Kris: “De volgende dag belde ik de hele groep af omdat ik wilde weten hoe het met iedereen ging. Toen ik alle 7 collega’s had gesproken, wist ik: hier moeten we wat mee. Ik zocht contact met de Collegiale Ondersteuningsgroep en heb aangegeven dat we, ondanks de toen geldende coronamaatregelen, een fysiek gesprek met elkaar nodig hadden. Tijdens dat gesprek bleek dat we het ongeluk allemaal anders hadden ervaren.”

Nick: “Bij mij knapte het toen Kris en ik telefonisch contact hadden. Zelf ben ik 2 weken thuis gebleven vanwege de grote impact die de inzet had. Ik heb veel last gehad van het feit dat ik niet meekreeg wat er om mij heen gebeurde.”

Kris: “Ik heb zelf ook wat extra gesprekken gevoerd met een collega van de Collegiale Ondersteuningsgroep. Dat ervaarde ik als prettig. Wat ik heel confronterend vond, is dat ik met kerst m’n nichtje weer zag. Zij leek enorm op dat meisje in die auto. Hetzelfde haar, dezelfde leeftijd.”

Acht groepsdraagspelden in brons op een donkerblauw kussentje.
De marechaussees ontvingen een groepsdraagspeld in brons.

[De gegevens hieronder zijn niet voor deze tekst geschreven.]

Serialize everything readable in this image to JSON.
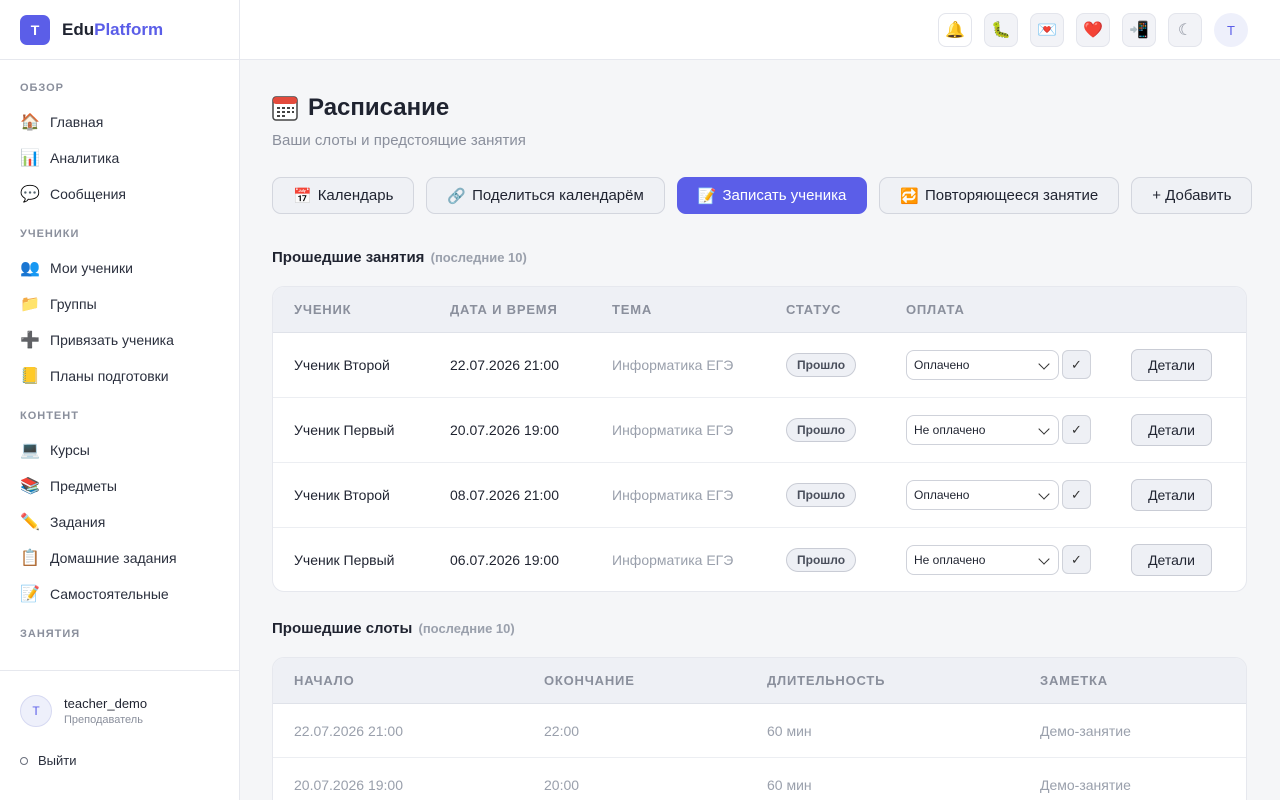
{
  "brand": {
    "logo_letter": "T",
    "name_part1": "Edu",
    "name_part2": "Platform",
    "accent": "#5b5ee8"
  },
  "sidebar": {
    "sections": [
      {
        "title": "ОБЗОР",
        "items": [
          {
            "label": "Главная",
            "icon": "home-icon"
          },
          {
            "label": "Аналитика",
            "icon": "chart-icon"
          },
          {
            "label": "Сообщения",
            "icon": "chat-icon"
          }
        ]
      },
      {
        "title": "УЧЕНИКИ",
        "items": [
          {
            "label": "Мои ученики",
            "icon": "students-icon"
          },
          {
            "label": "Группы",
            "icon": "folder-icon"
          },
          {
            "label": "Привязать ученика",
            "icon": "plus-icon"
          },
          {
            "label": "Планы подготовки",
            "icon": "plan-icon"
          }
        ]
      },
      {
        "title": "КОНТЕНТ",
        "items": [
          {
            "label": "Курсы",
            "icon": "laptop-icon"
          },
          {
            "label": "Предметы",
            "icon": "books-icon"
          },
          {
            "label": "Задания",
            "icon": "pencil-icon"
          },
          {
            "label": "Домашние задания",
            "icon": "clipboard-icon"
          },
          {
            "label": "Самостоятельные",
            "icon": "memo-icon"
          }
        ]
      },
      {
        "title": "ЗАНЯТИЯ",
        "items": []
      }
    ],
    "user": {
      "avatar_letter": "T",
      "name": "teacher_demo",
      "role": "Преподаватель"
    },
    "logout_label": "Выйти"
  },
  "topbar": {
    "icons": [
      "bell-icon",
      "bug-icon",
      "mail-icon",
      "heart-icon",
      "mobile-icon",
      "moon-icon"
    ],
    "avatar_letter": "T"
  },
  "page": {
    "title": "Расписание",
    "subtitle": "Ваши слоты и предстоящие занятия",
    "actions": [
      {
        "label": "Календарь",
        "icon": "calendar-icon",
        "primary": false
      },
      {
        "label": "Поделиться календарём",
        "icon": "link-icon",
        "primary": false
      },
      {
        "label": "Записать ученика",
        "icon": "memo-icon",
        "primary": true
      },
      {
        "label": "Повторяющееся занятие",
        "icon": "repeat-icon",
        "primary": false
      },
      {
        "label": "+ Добавить",
        "icon": "",
        "primary": false
      }
    ]
  },
  "past_lessons": {
    "title": "Прошедшие занятия",
    "note": "(последние 10)",
    "columns": [
      "УЧЕНИК",
      "ДАТА И ВРЕМЯ",
      "ТЕМА",
      "СТАТУС",
      "ОПЛАТА"
    ],
    "details_label": "Детали",
    "confirm_label": "✓",
    "rows": [
      {
        "student": "Ученик Второй",
        "datetime": "22.07.2026 21:00",
        "topic": "Информатика ЕГЭ",
        "status": "Прошло",
        "payment": "Оплачено"
      },
      {
        "student": "Ученик Первый",
        "datetime": "20.07.2026 19:00",
        "topic": "Информатика ЕГЭ",
        "status": "Прошло",
        "payment": "Не оплачено"
      },
      {
        "student": "Ученик Второй",
        "datetime": "08.07.2026 21:00",
        "topic": "Информатика ЕГЭ",
        "status": "Прошло",
        "payment": "Оплачено"
      },
      {
        "student": "Ученик Первый",
        "datetime": "06.07.2026 19:00",
        "topic": "Информатика ЕГЭ",
        "status": "Прошло",
        "payment": "Не оплачено"
      }
    ]
  },
  "past_slots": {
    "title": "Прошедшие слоты",
    "note": "(последние 10)",
    "columns": [
      "НАЧАЛО",
      "ОКОНЧАНИЕ",
      "ДЛИТЕЛЬНОСТЬ",
      "ЗАМЕТКА"
    ],
    "rows": [
      {
        "start": "22.07.2026 21:00",
        "end": "22:00",
        "duration": "60 мин",
        "note": "Демо-занятие"
      },
      {
        "start": "20.07.2026 19:00",
        "end": "20:00",
        "duration": "60 мин",
        "note": "Демо-занятие"
      }
    ]
  }
}
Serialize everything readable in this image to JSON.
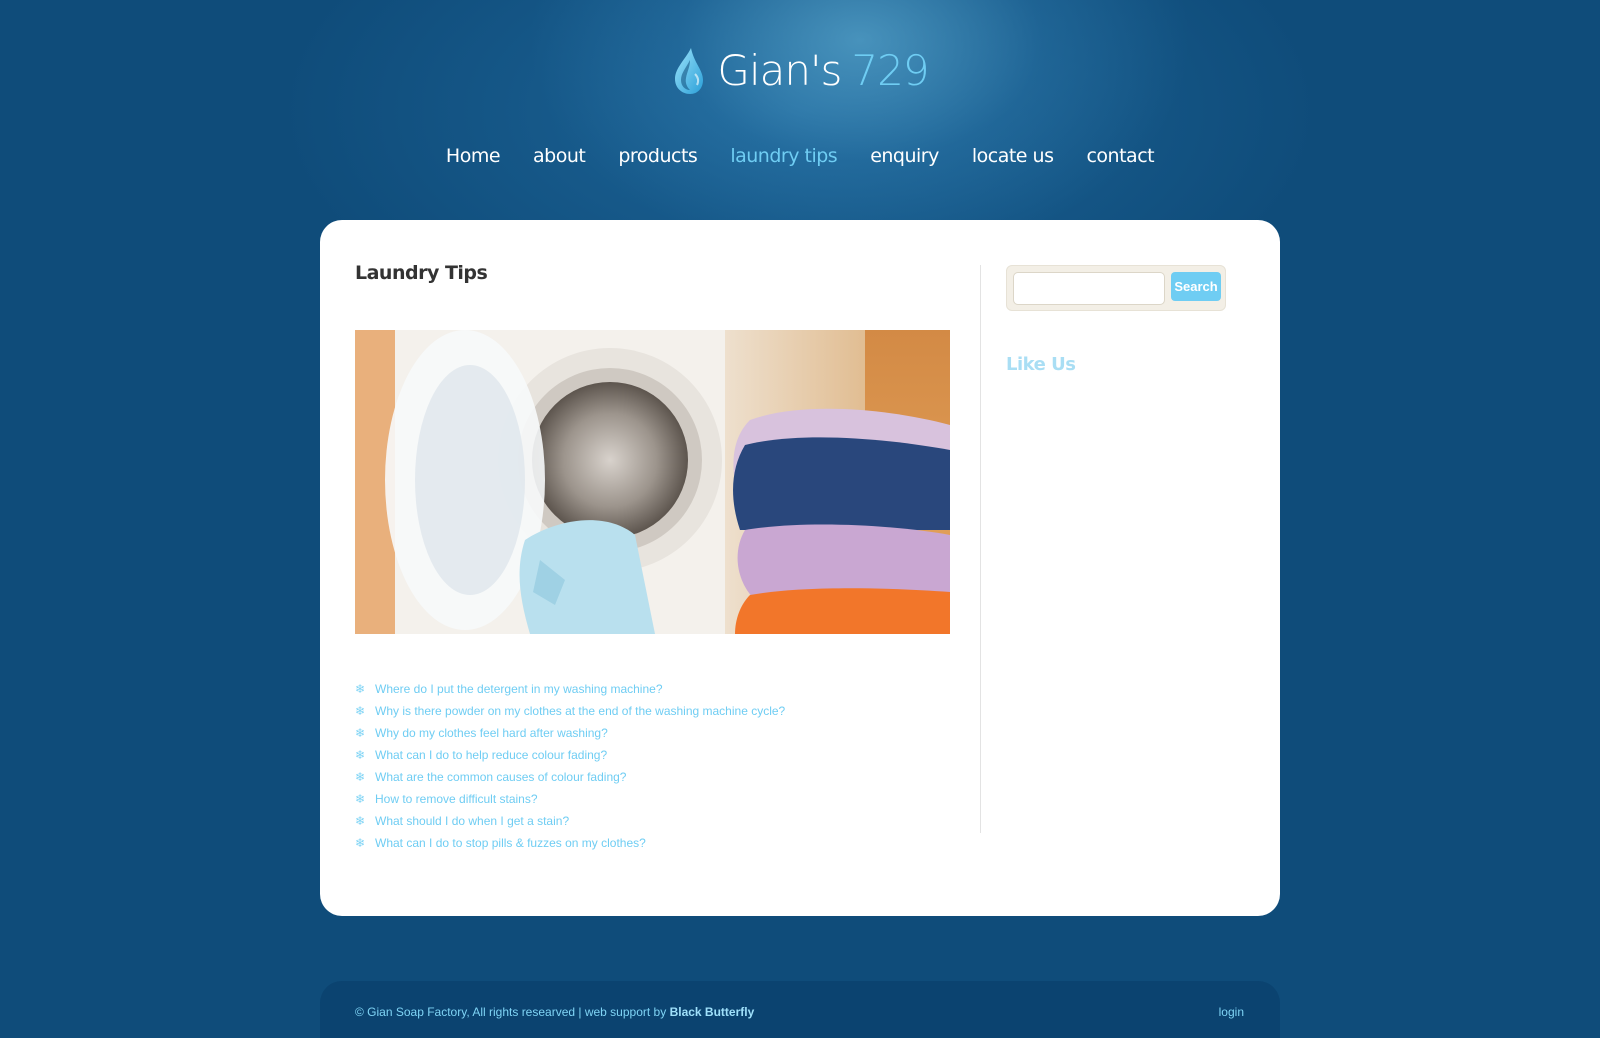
{
  "brand": {
    "name": "Gian's",
    "number": "729",
    "accent_color": "#6fcdf3",
    "background_color": "#0f4c7a"
  },
  "nav": {
    "items": [
      {
        "label": "Home",
        "active": false
      },
      {
        "label": "about",
        "active": false
      },
      {
        "label": "products",
        "active": false
      },
      {
        "label": "laundry tips",
        "active": true
      },
      {
        "label": "enquiry",
        "active": false
      },
      {
        "label": "locate us",
        "active": false
      },
      {
        "label": "contact",
        "active": false
      }
    ]
  },
  "main": {
    "title": "Laundry Tips",
    "faq": [
      "Where do I put the detergent in my washing machine?",
      "Why is there powder on my clothes at the end of the washing machine cycle?",
      "Why do my clothes feel hard after washing?",
      "What can I do to help reduce colour fading?",
      "What are the common causes of colour fading?",
      "How to remove difficult stains?",
      "What should I do when I get a stain?",
      "What can I do to stop pills & fuzzes on my clothes?"
    ]
  },
  "sidebar": {
    "search": {
      "value": "",
      "button_label": "Search"
    },
    "like_us_title": "Like Us"
  },
  "footer": {
    "copyright": "© Gian Soap Factory, All rights researved | web support by ",
    "credit": "Black Butterfly",
    "login": "login"
  },
  "icons": {
    "logo": "water-drop-icon",
    "faq_bullet": "snowflake-bullet-icon"
  }
}
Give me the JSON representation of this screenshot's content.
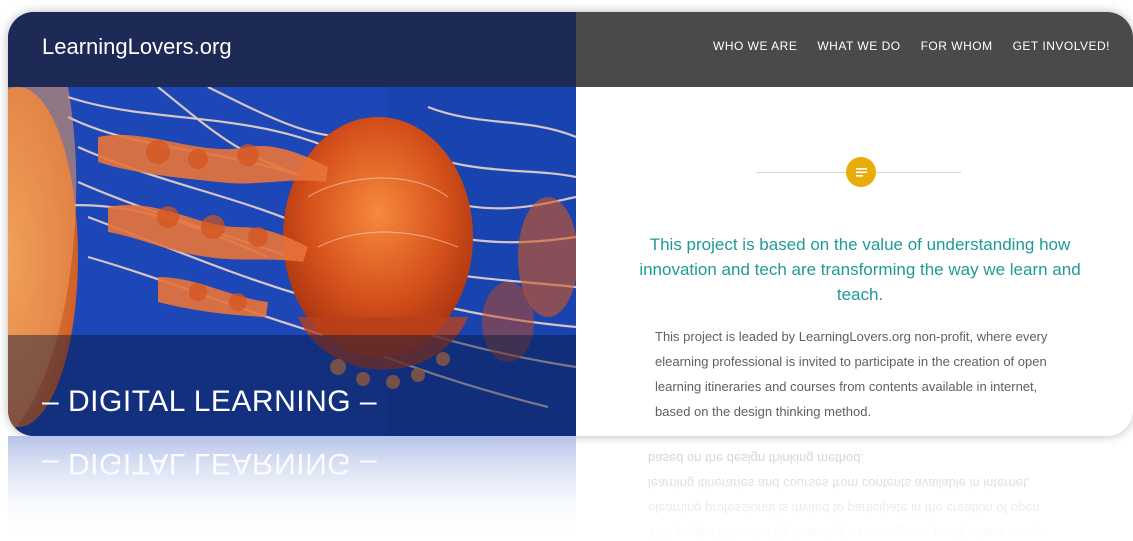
{
  "header": {
    "logo": "LearningLovers.org",
    "nav": [
      "WHO WE ARE",
      "WHAT WE DO",
      "FOR WHOM",
      "GET INVOLVED!"
    ]
  },
  "hero": {
    "banner_title": "– DIGITAL LEARNING –"
  },
  "content": {
    "icon": "document-icon",
    "headline": "This project is based on the value of understanding how innovation and tech are transforming the way we learn and teach.",
    "body": "This project is leaded by LearningLovers.org non-profit, where every elearning professional is invited to participate in the creation of open learning itineraries and courses from contents available in internet, based on the design thinking method."
  },
  "colors": {
    "header_left": "#1c2a55",
    "header_right": "#4a4a4a",
    "accent": "#1f9a96",
    "badge": "#e8ad0a",
    "sky_blue": "#1d46b6"
  }
}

‘Het knapte toen we telefonisch contact hadden’

Hoe was het voor jullie om de waarderingsspeld te ontvangen?

Kris: “Wij zijn als groep van de Bijstandseenheid voorgedragen. Dat is uiteraard een mooi gebaar, maar daardoor lijkt het net of we het alleen hebben gedaan. En dat is zeer zeker niet zo. Er zijn 8 spelden uitgereikt, maar alle 100 aanwezige hulpverleners verdienen eigenlijk een onderscheiding.”

Nick: “Het is mooi dat de organisatie een bepaalde erkenning geeft voor je werkzaamheden en daden, maar er zijn ook slachtoffers gevallen. Dat voelt dubbel.”

Kris: “Uiteindelijk ben ik de waarderingsspeld gaan zien als symbool voor onze inzet. En die is op dat moment echt 1.000 procent geweest.”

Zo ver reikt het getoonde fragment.